Tuesday, March 24, 2009

The Amazing Power of Culture: Names Matter

Maggie Gallagher has a very interesting series at National Review and her own iMAPP blog, called The Amazing Power of Culture. Among the many interesting items is this observation about the power of naming things.
When people say the "law is an educator," that's true, but it doesn't go far enough. In this case, the law is an arbiter of reality: Who is really married? Who is really divorced? Who is having an out-of-wedlock child? Who, for that matter, is committing adultery?

The law's power to name reality matters.

By the way, I do understand that is why the "name" matters to gay-marriage advocates. That's what makes this battle difficult to compromise. But all I ask, of the intellectual class at least, is they stop saying therefore that the defintion of marriage in law (which matters so much to Adam and Steve) won't matter at all to anyone else.

I would add one thing: the power to name, in effect, controls how we think. We formulate our thoughts in words.
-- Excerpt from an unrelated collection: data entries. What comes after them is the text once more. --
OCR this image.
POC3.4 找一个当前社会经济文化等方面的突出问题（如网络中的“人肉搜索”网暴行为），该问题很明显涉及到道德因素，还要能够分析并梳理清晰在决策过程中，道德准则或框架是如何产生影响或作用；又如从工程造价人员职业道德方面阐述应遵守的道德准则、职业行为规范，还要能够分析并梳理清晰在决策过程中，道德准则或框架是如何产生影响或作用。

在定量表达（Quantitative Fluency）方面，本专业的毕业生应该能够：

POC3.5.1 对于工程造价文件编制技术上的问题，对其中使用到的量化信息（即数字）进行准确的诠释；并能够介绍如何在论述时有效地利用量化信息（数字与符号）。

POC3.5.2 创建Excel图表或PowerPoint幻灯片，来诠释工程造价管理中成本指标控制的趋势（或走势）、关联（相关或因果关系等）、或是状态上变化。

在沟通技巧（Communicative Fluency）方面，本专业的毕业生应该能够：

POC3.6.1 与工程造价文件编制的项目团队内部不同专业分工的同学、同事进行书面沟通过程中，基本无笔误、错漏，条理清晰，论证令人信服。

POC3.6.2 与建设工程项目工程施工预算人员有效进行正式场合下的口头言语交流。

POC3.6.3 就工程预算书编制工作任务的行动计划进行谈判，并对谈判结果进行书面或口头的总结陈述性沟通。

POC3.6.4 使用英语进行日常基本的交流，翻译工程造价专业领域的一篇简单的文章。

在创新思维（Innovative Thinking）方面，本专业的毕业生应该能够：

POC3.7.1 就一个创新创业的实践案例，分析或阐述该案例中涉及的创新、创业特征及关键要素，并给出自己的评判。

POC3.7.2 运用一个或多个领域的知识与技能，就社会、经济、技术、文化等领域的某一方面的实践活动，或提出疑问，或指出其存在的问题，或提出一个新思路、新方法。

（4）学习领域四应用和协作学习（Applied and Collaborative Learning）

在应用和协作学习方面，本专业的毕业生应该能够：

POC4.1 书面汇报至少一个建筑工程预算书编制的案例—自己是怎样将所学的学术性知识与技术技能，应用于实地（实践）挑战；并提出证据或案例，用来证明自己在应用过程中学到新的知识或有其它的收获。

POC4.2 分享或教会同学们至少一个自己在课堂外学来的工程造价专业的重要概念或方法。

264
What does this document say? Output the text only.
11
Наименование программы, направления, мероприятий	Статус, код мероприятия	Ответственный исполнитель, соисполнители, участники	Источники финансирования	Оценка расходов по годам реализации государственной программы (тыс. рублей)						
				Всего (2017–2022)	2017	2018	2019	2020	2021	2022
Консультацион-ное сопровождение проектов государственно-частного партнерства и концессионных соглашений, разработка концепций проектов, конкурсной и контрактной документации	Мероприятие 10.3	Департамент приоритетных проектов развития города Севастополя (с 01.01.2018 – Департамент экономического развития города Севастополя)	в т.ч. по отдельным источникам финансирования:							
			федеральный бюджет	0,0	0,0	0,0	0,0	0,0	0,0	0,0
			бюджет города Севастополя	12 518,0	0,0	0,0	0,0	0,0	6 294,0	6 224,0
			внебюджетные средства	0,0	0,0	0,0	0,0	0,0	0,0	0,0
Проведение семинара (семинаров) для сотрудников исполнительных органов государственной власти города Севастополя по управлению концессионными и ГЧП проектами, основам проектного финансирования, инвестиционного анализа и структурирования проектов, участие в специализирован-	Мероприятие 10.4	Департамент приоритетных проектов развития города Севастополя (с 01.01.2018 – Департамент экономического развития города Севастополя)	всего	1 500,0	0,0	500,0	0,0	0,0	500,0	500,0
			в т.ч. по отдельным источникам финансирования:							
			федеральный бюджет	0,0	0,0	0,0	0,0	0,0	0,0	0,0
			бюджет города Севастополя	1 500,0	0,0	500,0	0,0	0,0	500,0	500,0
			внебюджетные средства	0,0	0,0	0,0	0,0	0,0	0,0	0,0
When words become corrupted, or ambiguous, our thoughts change as well.
To give just one example, it used to be a fairly unexceptional statement to say, "Kids need mothers and fathers." That idea now has to be accompanied by an asterisk: kids need mothers and fathers, unless one of their parents is gay, in which case, having an opposite sex parent is completely optional. The plain vanilla thought, kids need mothers and fathers, without qualification, without apology, is becoming more and more difficult to formulate and state.